Né en 1968 au Cameroun, André Ekama a fait ses études de mathématiques en Allemagne où il réside depuis 1986. Il est très engagé dans la politique locale et dans la vie culturelle. Il est auteur de cinq recueils de nouvelles.

Afrik.com : Vous êtes mathématicien – vous avez fait vos études en Allemagne – et vous êtes auteur de cinq recueils de nouvelles. Qu’est-ce qui vous pousse à écrire ?

André Ekama : Ma passion pour l’écriture remonte depuis l’âge de 14 ans. J’avais commencé à me plonger dans des réflexions sur les problèmes de société, et j’écrivais des poèmes pour calmer mon amertume. Je comprenais progressivement les injustices et découvrais les inégalités, tout en me demandant comment il pouvait en être ainsi. Ainsi je me mettais à rédiger des scènes et les relisais comme un bréviaire dans mon lit. Tout cet apprentissage et mon désir de prendre part aux discussions des ainés m’ont donné le goût pour cet art. Seulement, lorsque je suis passé dans le secondaire, j’ai poursuivi en sciences. Les mathématiques ont donc commencé à gagner tout mon temps. C’est ainsi que j’ai été faire des études en mathématiques après mon baccalauréat… Je quitte donc le Cameroun à 18 ans et me retrouve dans un monde autre que celui que j’ai laissé. Un choc culturel s’opère en moi et je commence déjà à faire des comparaisons dans mon esprit. Au fil du temps, je vais apprendre à m’intéresser aux œuvres originales en allemand des Philosophes comme Kant, et relire l’œuvre de Kafka, Le procès, cette fois en allemand. En plus du fait que je me retrouvais en Allemagne de l’Est je vais me confronter de près au régime socialiste et vouloir déceler les visions de Karl Marx avec le quotidien. Je vais me pencher vers Dieu quand certaines incongruités traverseront ma pensée tout en lui demandant de m’aider dans cette terre lointaine de ma famille au Cameroun. J’ai de nouveau repris avec l’écriture pour peindre mes réalités et mes expériences quotidiennes. A force de m’évertuer dans cet exercice, j’ai amassé au bout de quelques années plus de 600 pages. C’est ainsi que j’ai publié mon premier livre « Etre noir dans les Cieux blancs » (2007).

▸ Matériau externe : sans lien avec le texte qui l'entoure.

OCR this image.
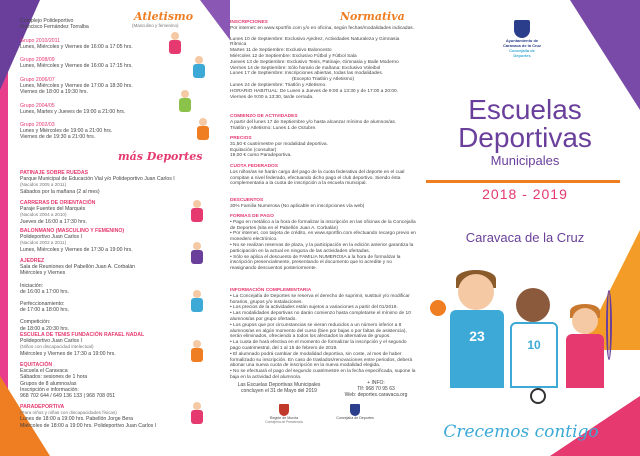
Atletismo
(Masculino y femenino)
Complejo Polideportivo
Francisco Fernández Torralba
Grupo 2010/2011
Lunes, Miércoles y Viernes de 16:00 a 17:05 hrs.
Grupo 2008/09
Lunes, Miércoles y Viernes de 16:00 a 17:15 hrs.
Grupo 2006/07
Lunes, Miércoles y Viernes de 17:00 a 18:30 hrs.
Viernes de 18:00 a 19:30 hrs.
Grupo 2004/05
Lunes, Martes y Jueves de 19:00 a 21:00 hrs.
Grupo 2002/03
Lunes y Miércoles de 19:00 a 21:00 hrs.
Viernes de de 19:30 a 21:00 hrs.
más Deportes
PATINAJE SOBRE RUEDAS
Parque Municipal de Educación Vial y/o Polideportivo Juan Carlos I
(Nacidos 2005 a 2011)
Sábados por la mañana (2 al mes)
CARRERAS DE ORIENTACIÓN
Paraje Fuentes del Marqués
(Nacidos 2004 a 2010)
Jueves de 16:00 a 17:30 hrs.
BALONMANO (MASCULINO Y FEMENINO)
Polideportivo Juan Carlos I
(Nacidos 2002 a 2011)
Lunes, Miércoles y Viernes de 17:30 a 19:00 hrs.
AJEDREZ
Sala de Reuniones del Pabellón Juan A. Corbalán
Miércoles y Viernes
Iniciación:
de 16:00 a 17:00 hrs.
Perfeccionamiento:
de 17:00 a 18:00 hrs.
Competición:
de 18:00 a 20:30 hrs.
ESCUELA DE TENIS FUNDACIÓN RAFAEL NADAL
Polideportivo Juan Carlos I
(Niños con discapacidad intelectual)
Miércoles y Viernes de 17:30 a 19:00 hrs.
EQUITACIÓN
Escuela el Caravaca
Sábados: sesiones de 1 hora
Grupos de 8 alumnos/as
Inscripción e información:
968 702 644 / 649 136 133 | 968 708 051
PARADEPORTIVA
(Para niños y niñas con discapacidades físicas)
Lunes de 18:00 a 19:00 hrs. Pabellón Jorge Bera
Miércoles de 18:00 a 19:00 hrs. Polideportivo Juan Carlos I
Normativa
INSCRIPCIONES
Por internet: en www.sportfin.com y/o en oficina, según fechas/modalidades indicadas.
Lunes 10 de Septiembre: Exclusivo Ajedrez, Actividades Naturaleza y Gimnasia Rítmica
Martes 11 de Septiembre: Exclusivo Baloncesto
Miércoles 12 de Septiembre: Exclusivo Fútbol y Fútbol Sala
Jueves 13 de Septiembre: Exclusivo Tenis, Patinaje, Gimnasia y Baile Moderno
Viernes 14 de Septiembre: Sólo horario de mañana: Exclusivo Voleibol
Lunes 17 de Septiembre: Inscripciones abiertas, todas las modalidades.
(Excepto Triatlón y Atletismo)
Lunes 24 de Septiembre: Triatlón y Atletismo.
HORARIO HABITUAL: De Lunes a Jueves de 9:00 a 13:30 y de 17:00 a 20:00.
Viernes de 9:00 a 13:30, tarde cerrada.
COMIENZO DE ACTIVIDADES
A partir del lunes 17 de Septiembre y/o hasta alcanzar mínimo de alumnos/as.
Triatlón y Atletismo: Lunes 1 de Octubre.
PRECIOS
31,50 € cuatrimestre por modalidad deportiva.
Equitación (consultar)
19,00 € curso Paradeportiva.
CUOTA FEDERADOS
Los niños/as se harán cargo del pago de la cuota federativa del deporte en el cual compitan a nivel federado, efectuando dicho pago el club deportivo. Siendo ésta complementaria a la cuota de inscripción a la escuela municipal.
DESCUENTOS
30% Familia Numerosa (No aplicable en inscripciones vía web)
FORMAS DE PAGO
• Pago en metálico a la hora de formalizar la inscripción en las oficinas de la Concejalía de Deportes (sita en el Pabellón Juan A. Corbalán)
• Por internet, con tarjeta de crédito, en www.sportfin.com efectuando recargo previo en monedero electrónico.
• No se realizan reservas de plaza, y la participación en la edición anterior garantiza la participación en la actual en ninguna de las actividades ofertadas.
• Sólo se aplica el descuento de FAMILIA NUMEROSA a la hora de formalizar la inscripción presencialmente, presentando el documento que lo acredite y no reasignando descuentos posteriormente.
INFORMACIÓN COMPLEMENTARIA
• La Concejalía de Deportes se reserva el derecho de suprimir, sustituir y/o modificar horarios, grupos y/o instalaciones.
• Los precios de la actividades están sujetos a variaciones a partir del 01/2019.
• Las modalidades deportivas no darán comienzo hasta completarse el mínimo de 10 alumnos/as por grupo ofertado.
• Los grupos que por circunstancias se vieran reducidos a un número inferior a 8 alumnos/as en algún momento del curso (bien por bajas o por faltas de asistencia), serán eliminados, ofreciendo a todos los afectados la alternativa de grupos.
• La cuota de hará efectiva en el momento de formalizar la inscripción y el segundo pago cuatrimestral, del 1 al 15 de febrero de 2019.
• El alumnado podrá cambiar de modalidad deportiva, sin coste, al mes de haber formalizado su inscripción. En caso de traslados/renovaciones entre periodos, deberá abonar una nueva cuota de inscripción en la nueva modalidad elegida.
• No se efectuará el pago del segundo cuatrimestre en la fecha especificada, supone la baja en la actividad del alumno/a.
Las Escuelas Deportivas Municipales concluyen el 31 de Mayo del 2019
+ INFO:
Tlf: 968 70 95 63
Web: deportes.caravaca.org
Región de Murcia
Consejería de Presidencia
Concejalía de Deportes
Ayuntamiento de
Caravaca de la Cruz
Concejalía de Deportes
Escuelas
Deportivas
Municipales
2018 - 2019
Caravaca de la Cruz
23
10
Crecemos contigo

Afrik.com : Vous écrivez en allemand, donc d’abord pour un public allemand. Pourquoi pas en français comme d’autres écrivains africains résidant en Allemagne ?

André Ekama : J’aime d’abord cette langue, et résidant en Allemagne j’ai préféré m’intéresser aux lecteurs d’Allemagne en me rapprochant d’eux linguistiquement. Ce que j’aime en cette langue de Goethe c’est la précision dans l’expression. Et comme je suis mathématicien, je demeure dans cette logique aussi de démonstration tout en m’inspirant des métaphores africaines pour mieux exprimer ma pensée dans cette langue de Goethe. J’essai d’utiliser un allemand assez simple pour que les Etrangers nouvellement arrivés et qui n’ont que quelques mois d’allemand puissent me lire. Donc je m’adresse à tous les lecteurs, en somme.

Afrik.com : Dans votre premier livre Être noir sous les cieux blancs, vous racontez le destin des immigrés africains en Allemagne. On rencontre par exemple un homme ambitieux qui arrive à devenir maire d’une commune. Vous êtes très optimiste ou plutôt ironique ?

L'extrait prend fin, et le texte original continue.